Given the turbulence in Washington, it’s easy to overlook the many policy wins scored on behalf of patients and physicians at the national and state levels. In her opening address to the AMA State Advocacy Summit, AMA President Barbara L. McAneny, MD, detailed how physician advocacy has made a difference on gun violence, regulatory relief, physician payment and more, while offering a look ahead to the Association’s ambitious 2019 policy goals.
“2018 was a year of great uncertainty in Washington, which is a polite way of saying nobody could predict what would happen from one day to the next,” Dr. McAneny told hundreds of physicians and others who gathered for the summit in Scottsdale, Arizona.
“The AMA and our state partners made significant progress over the last year ... on building industry consensus to reform prior authorization, on combating abusive insurer practices, and on promoting greater interoperability and usability for electronic health records,” she said.
The AMA secured more than 85 victories in advocating for patients and physicians in the areas of state regulation and legislation.
“Never forget that—as physicians—we are our patients’ best ally, and their best hope to change the system so it better supports them and their needs,” Dr. McAneny added.
Here are eight areas in which physicians scored key advocacy wins in 2018, and what the AMA’s targets are for this year.
Ending the opioid epidemic. One of the key wins in 2018 was to improve access to medication-assisted treatment (MAT) coverage for opioid-use disorder in Pennsylvania—where prior authorization will be eliminated for MAT. What’s ahead in 2019: Advocate more funding for multidisciplinary pain care and treatment for substance-use disorders, as well as increased enforcement of mental health and substance-use disorder parity laws.

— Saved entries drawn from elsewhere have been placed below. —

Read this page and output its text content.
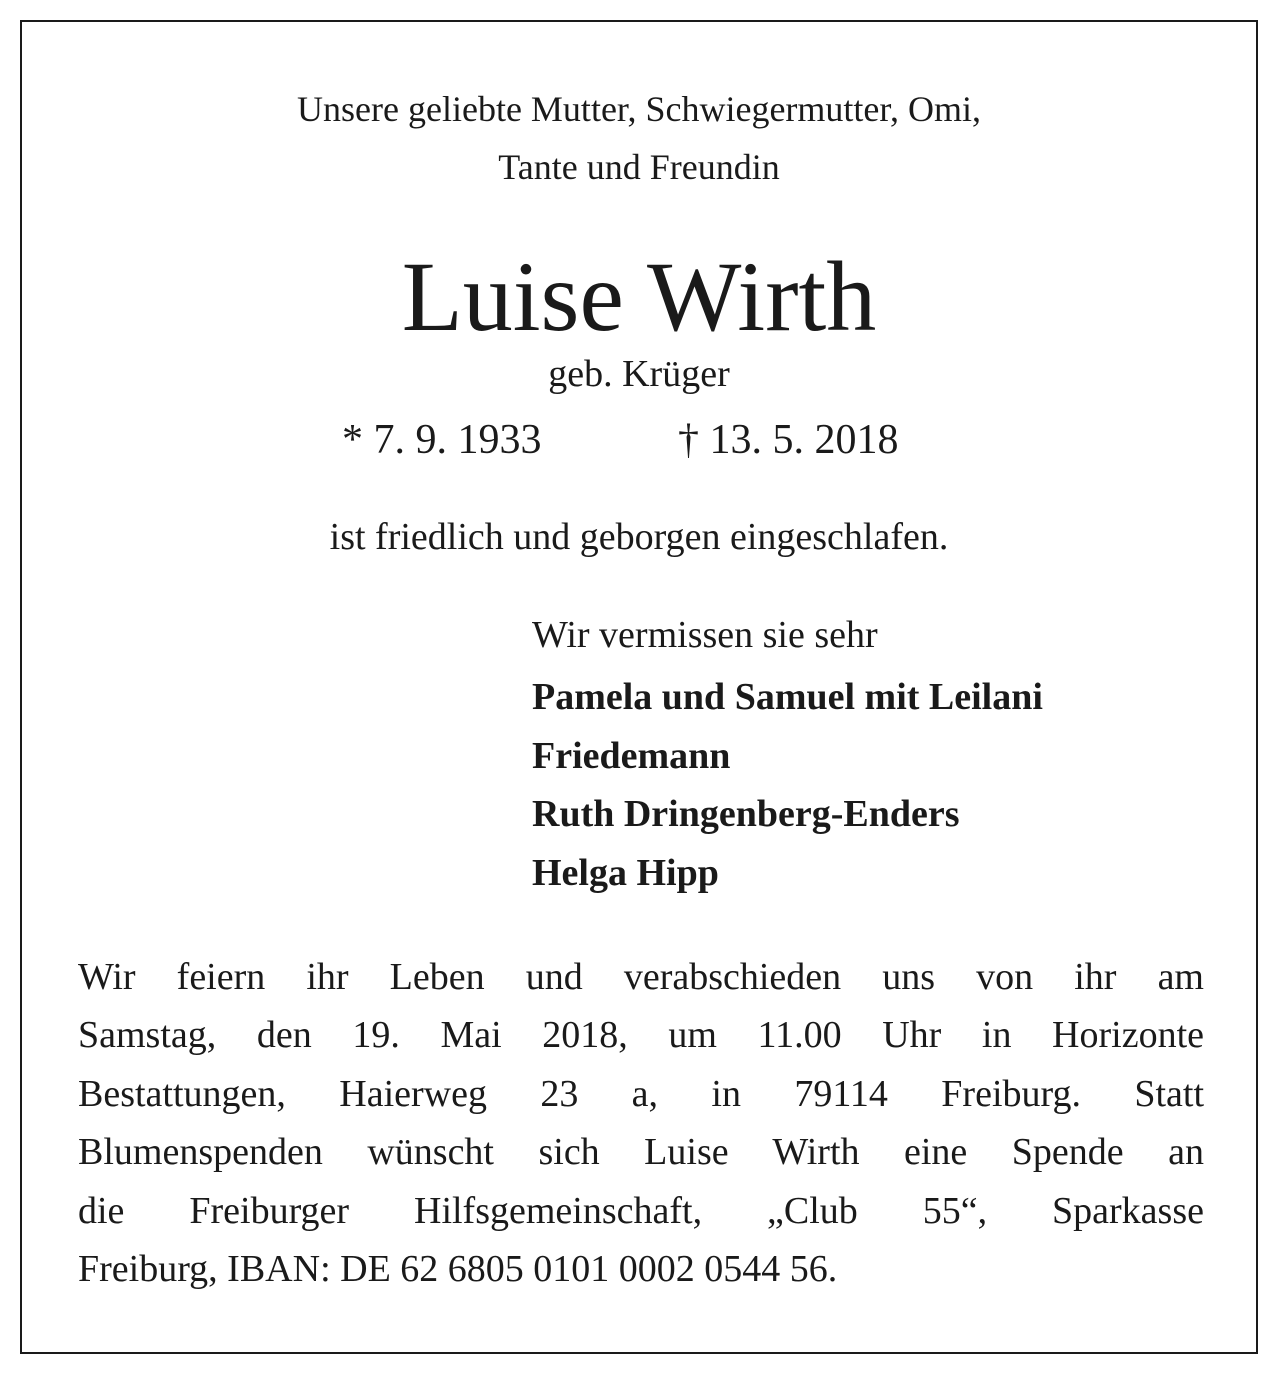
Unsere geliebte Mutter, Schwiegermutter, Omi,
Tante und Freundin
Luise Wirth
geb. Krüger
* 7. 9. 1933	† 13. 5. 2018
ist friedlich und geborgen eingeschlafen.
Wir vermissen sie sehr
Pamela und Samuel mit Leilani
Friedemann
Ruth Dringenberg-Enders
Helga Hipp
Wir feiern ihr Leben und verabschieden uns von ihr am
Samstag, den 19. Mai 2018, um 11.00 Uhr in Horizonte
Bestattungen, Haierweg 23 a, in 79114 Freiburg. Statt
Blumenspenden wünscht sich Luise Wirth eine Spende an
die Freiburger Hilfsgemeinschaft, „Club 55“, Sparkasse
Freiburg, IBAN: DE 62 6805 0101 0002 0544 56.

Preventing gun violence. The big 2018 win was the successful advocacy for a federal ban on bump stocks and the AMA’s partnership with AFFIRM, a physician-led nonprofit dedicated to gun violence research. What’s ahead in 2019: The AMA will urge federal and state policymakers to fund research on gun violence prevention, and to strengthen background checks and other measures that can prevent deaths and injuries from firearms.

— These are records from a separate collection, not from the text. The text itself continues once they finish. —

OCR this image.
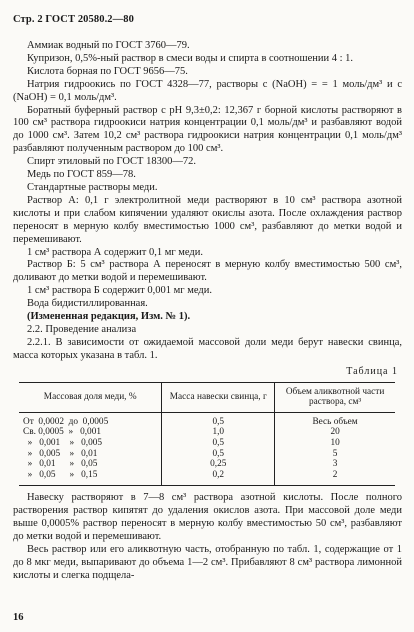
Стр. 2 ГОСТ 20580.2—80

Аммиак водный по ГОСТ 3760—79.

Купризон, 0,5%-ный раствор в смеси воды и спирта в соотношении 4 : 1.

Кислота борная по ГОСТ 9656—75.

Натрия гидроокись по ГОСТ 4328—77, растворы с (NaOH) = = 1 моль/дм³ и с (NaOH) = 0,1 моль/дм³.

Боратный буферный раствор с pH 9,3±0,2: 12,367 г борной кислоты растворяют в 100 см³ раствора гидроокиси натрия концентрации 0,1 моль/дм³ и разбавляют водой до 1000 см³. Затем 10,2 см³ раствора гидроокиси натрия концентрации 0,1 моль/дм³ разбавляют полученным раствором до 100 см³.

Спирт этиловый по ГОСТ 18300—72.

Медь по ГОСТ 859—78.

Стандартные растворы меди.

Раствор А: 0,1 г электролитной меди растворяют в 10 см³ раствора азотной кислоты и при слабом кипячении удаляют окислы азота. После охлаждения раствор переносят в мерную колбу вместимостью 1000 см³, разбавляют до метки водой и перемешивают.

1 см³ раствора А содержит 0,1 мг меди.

Раствор Б: 5 см³ раствора А переносят в мерную колбу вместимостью 500 см³, доливают до метки водой и перемешивают.

1 см³ раствора Б содержит 0,001 мг меди.

Вода бидистиллированная.

(Измененная редакция, Изм. № 1).

2.2. Проведение анализа

2.2.1. В зависимости от ожидаемой массовой доли меди берут навески свинца, масса которых указана в табл. 1.

Таблица 1
Массовая доля меди, %	Масса навески свинца, г	Объем аликвотной части раствора, см³
От  0,0002  до  0,0005	0,5	Весь объем
Св. 0,0005  »   0,001	1,0	20
»   0,001    »   0,005	0,5	10
»   0,005    »   0,01	0,5	5
»   0,01      »   0,05	0,25	3
»   0,05      »   0,15	0,2	2

Навеску растворяют в 7—8 см³ раствора азотной кислоты. После полного растворения раствор кипятят до удаления окислов азота. При массовой доле меди выше 0,0005% раствор переносят в мерную колбу вместимостью 50 см³, разбавляют до метки водой и перемешивают.

Весь раствор или его аликвотную часть, отобранную по табл. 1, содержащие от 1 до 8 мкг меди, выпаривают до объема 1—2 см³. Прибавляют 8 см³ раствора лимонной кислоты и слегка подщела-

16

Drug pricing transparency and competition. 2018’s key win came in the form of federal legislation signed into law, and numerous state bills, that will prohibit gag clauses and allow pharmacists to share lower-cost medication options with patients. What’s ahead in 2019: Continue TruthinRx.org campaign with heightened grassroots mobilization efforts and pursue drug-pricing legislation that reflects AMA advocacy objectives.

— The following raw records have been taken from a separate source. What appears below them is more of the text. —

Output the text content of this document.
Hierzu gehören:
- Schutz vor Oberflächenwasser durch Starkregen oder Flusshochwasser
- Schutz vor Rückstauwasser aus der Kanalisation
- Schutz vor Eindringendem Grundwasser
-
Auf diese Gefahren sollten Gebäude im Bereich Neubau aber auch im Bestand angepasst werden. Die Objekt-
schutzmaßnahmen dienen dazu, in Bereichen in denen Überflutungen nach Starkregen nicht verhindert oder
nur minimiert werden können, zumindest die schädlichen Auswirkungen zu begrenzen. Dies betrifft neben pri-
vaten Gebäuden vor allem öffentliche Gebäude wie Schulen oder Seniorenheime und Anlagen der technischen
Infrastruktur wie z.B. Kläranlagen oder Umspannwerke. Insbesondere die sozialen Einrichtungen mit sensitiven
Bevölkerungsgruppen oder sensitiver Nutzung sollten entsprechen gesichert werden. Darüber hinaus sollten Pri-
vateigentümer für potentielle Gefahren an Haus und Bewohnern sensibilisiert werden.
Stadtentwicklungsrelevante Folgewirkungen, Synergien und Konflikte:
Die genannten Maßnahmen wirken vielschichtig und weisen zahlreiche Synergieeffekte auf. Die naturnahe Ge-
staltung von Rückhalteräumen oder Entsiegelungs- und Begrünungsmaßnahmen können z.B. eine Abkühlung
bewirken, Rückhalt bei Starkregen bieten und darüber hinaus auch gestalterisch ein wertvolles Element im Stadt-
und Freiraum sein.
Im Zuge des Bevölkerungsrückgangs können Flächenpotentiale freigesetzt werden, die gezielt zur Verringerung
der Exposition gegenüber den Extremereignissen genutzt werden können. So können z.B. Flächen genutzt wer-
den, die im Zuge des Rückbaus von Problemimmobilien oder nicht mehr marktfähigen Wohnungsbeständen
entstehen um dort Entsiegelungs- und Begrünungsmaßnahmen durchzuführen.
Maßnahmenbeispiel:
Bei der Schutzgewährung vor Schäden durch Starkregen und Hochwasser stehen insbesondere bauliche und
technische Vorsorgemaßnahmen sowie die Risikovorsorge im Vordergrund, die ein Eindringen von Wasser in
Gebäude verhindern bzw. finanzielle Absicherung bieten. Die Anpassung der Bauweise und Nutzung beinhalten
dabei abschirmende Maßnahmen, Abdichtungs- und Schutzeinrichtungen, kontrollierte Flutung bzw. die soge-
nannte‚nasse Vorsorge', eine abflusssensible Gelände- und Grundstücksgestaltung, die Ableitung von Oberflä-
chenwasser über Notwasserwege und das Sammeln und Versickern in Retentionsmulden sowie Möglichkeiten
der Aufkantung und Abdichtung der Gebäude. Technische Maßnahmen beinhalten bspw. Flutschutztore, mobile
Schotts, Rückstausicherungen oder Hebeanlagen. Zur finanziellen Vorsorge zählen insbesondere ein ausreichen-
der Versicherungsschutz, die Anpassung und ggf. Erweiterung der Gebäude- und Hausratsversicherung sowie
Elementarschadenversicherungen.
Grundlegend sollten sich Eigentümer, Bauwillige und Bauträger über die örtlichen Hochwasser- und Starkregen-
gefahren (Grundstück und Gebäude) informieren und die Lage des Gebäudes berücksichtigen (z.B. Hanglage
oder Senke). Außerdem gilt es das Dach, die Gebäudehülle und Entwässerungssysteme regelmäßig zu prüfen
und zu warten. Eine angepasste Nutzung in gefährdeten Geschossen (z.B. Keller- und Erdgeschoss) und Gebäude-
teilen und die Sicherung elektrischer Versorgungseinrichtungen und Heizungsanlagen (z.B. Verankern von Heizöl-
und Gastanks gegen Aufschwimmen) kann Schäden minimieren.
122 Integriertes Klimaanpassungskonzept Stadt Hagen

Enhancing access to care. The big wins in 2018 were to help secure funding for the Children’s Health Insurance Program for 10 years and expand Medicaid in four states. What’s ahead in 2019: Continue to promote Medicaid expansion and advocate for policies that stabilize the individual insurance market.
Limiting prior authorization. 2018’s key victory was to create a consensus statement to “right-size” prior authorization that was agreed to by multiple industry stakeholders. The AMA also launched a new grassroots advocacy website—FixPriorAuth.org. What’s ahead in 2019: Work to reduce both the overall volume of prior-authorization requirements and the number of physicians subjected to such requirements
Fighting abusive insurer practices. In 2018, the big win was to persuade Anthem to reverse its planned modifier 25 policy, which would have led to $100 million in physician payment reductions. The AMA also opposed efforts by Anthem to retroactively deny coverage of emergency department care. What’s ahead in 2019: Advocate directly with health insurers to stop policies that adversely affect patients and physicians.
Improving physician payment. The AMA scored a big 2018 win in leading a coalition to prevent the E/M code collapse, and also secured multiple changes to improve Medicare physician payment policies—for example, the Quality Payment Program (QPP). What’s ahead in 2019: Advocate with the Centers for Medicare & Medicaid Services and Congress for continued improvements to the QPP.
Pushing for regulatory relief. The big victory in 2018 came with Congress eliminating the requirement that the federal electronic health record program become more stringent over time. What’s ahead in 2019: The AMA will work to eliminate, streamline, align and simplify the many federal rules and regulations imposed on physicians.
Sessions at the AMA State Advocacy Summit cover critical topics such as the 2019 state health policy landscape, state regulations to protect patients, Medicaid policy priorities and how regulators can take a leading role in addressing the opioid epidemic.